Home1797 Edition

BREEDING

Volume 3 · 680 words · 1797 Edition

in a general sense, the producing, nourishing, and educating, all manner of young animals.

in a moral sense, denotes a person's deportment or behaviour in the external offices and decrees of social life. In this sense we say well-bred, ill-bred, a man of breeding, &c. Good-breeding is hard to define; none can understand the speculation but those who have the practice. Good-breeding amounts to much the same with what is otherwise called politeness, among the ancient Romans urbanity. Good-breeding is near to virtue, and will of itself lead a man a great part of the way towards the same. It teaches him to rejoice in acts of civility, to seek out objects of compassion, and to be pleased with every occasion of doing them good offices.

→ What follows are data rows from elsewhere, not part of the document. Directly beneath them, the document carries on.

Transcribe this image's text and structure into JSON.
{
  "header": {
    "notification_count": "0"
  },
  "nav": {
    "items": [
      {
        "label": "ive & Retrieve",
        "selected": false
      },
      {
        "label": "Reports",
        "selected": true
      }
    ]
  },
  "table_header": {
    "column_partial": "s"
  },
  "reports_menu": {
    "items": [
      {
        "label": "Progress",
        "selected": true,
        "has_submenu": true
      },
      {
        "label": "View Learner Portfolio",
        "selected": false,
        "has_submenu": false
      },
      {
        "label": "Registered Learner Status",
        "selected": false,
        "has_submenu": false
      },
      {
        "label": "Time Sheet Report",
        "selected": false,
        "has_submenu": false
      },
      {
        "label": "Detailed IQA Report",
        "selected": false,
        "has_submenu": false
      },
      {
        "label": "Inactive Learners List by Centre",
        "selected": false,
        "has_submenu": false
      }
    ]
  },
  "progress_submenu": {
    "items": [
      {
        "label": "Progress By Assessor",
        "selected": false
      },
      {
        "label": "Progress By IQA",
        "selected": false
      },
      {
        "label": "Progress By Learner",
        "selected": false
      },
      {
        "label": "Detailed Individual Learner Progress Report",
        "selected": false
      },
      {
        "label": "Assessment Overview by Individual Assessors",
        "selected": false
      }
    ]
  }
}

Lord Shaftesbury compares the well-bred man with the real philosopher; both characters aim at what is excellent, aspire to a just taste, and carry in view the model of what is beautiful and becoming. The conduct and manners of the one are formed according to the most perfect ease, and good entertainment of company; of the other, according to the strictest interest of mankind; the one according to his rank and quality in his private station, the other according to his rank and dignity in nature. Horace seems to have united both characters,

Quid verum aequo decens curo et rogo, et omnis in hoc sum.

See the article Good-MANNERS.

BREEDING of Horses. See EQUUS.

BREEDING of Fish. The necessary qualities of a pond, to make it serve well for breeding fish, are very different from those which are to make it serve for the feeding of them, insomuch that some particular ponds serve only for one of these purposes, and others for the other; and scarce ever the same pond is found to answer for them both. In general, it is much more rare to find a good breeding pond than a good feeding one. The best indications for a good breeding pond are these; that there be a good quantity of rushes and grass about its sides, with gravelly shoals, such as horse-ponds usually have; when a pond has this property, and takes to the breeding of fish, it is amazing what a progress will be made in a little time. The spawn of fish is prodigious in quantity; and where it succeeds, one is able to produce many millions; thus, in one of these breeding ponds, two or three meters, and as many spawners, will, in a very little time, stock the whole country. When these ponds are not meant entirely for breeding, but the owner would have the fish to grow to some size in them, the method is to thin the numbers, because they would otherwise starve one another, and to put in other fish that will prey upon the young, and thin them in the quickest manner. Eels and perch are the most useful on this account; because they prey not only upon the spawn itself, but upon the young fry from the first hatching to the time they are of a considerable size. Some fish are observed to breed indifferently in all kinds of waters, and that in considerable plenty; of this nature are the roach, pike, and perch.

BRENNBERG (Bartholomew), an excellent painter, was born in 1620. He is best known by the name of Bartolomeo, an appellation bestowed upon him, for distinction sake, by the society of Flemish painters at Rome called Bentvogels. He was born at Utrecht; but in the early part of his life went to Rome. His studies in the art of painting were attended with such success, that his pictures were held in the highest estimation. He greatly excelled in landscapes, and these he enriched with historical subjects. The figures and animals which he introduced were very spirited, and drawn in a masterly manner; especially when they were not larger than the size in which he usually painted them. He died 1660, aged 40 years. He also etched from his own designs a set of 24 Views and Landscapes, ornamented with Ruins.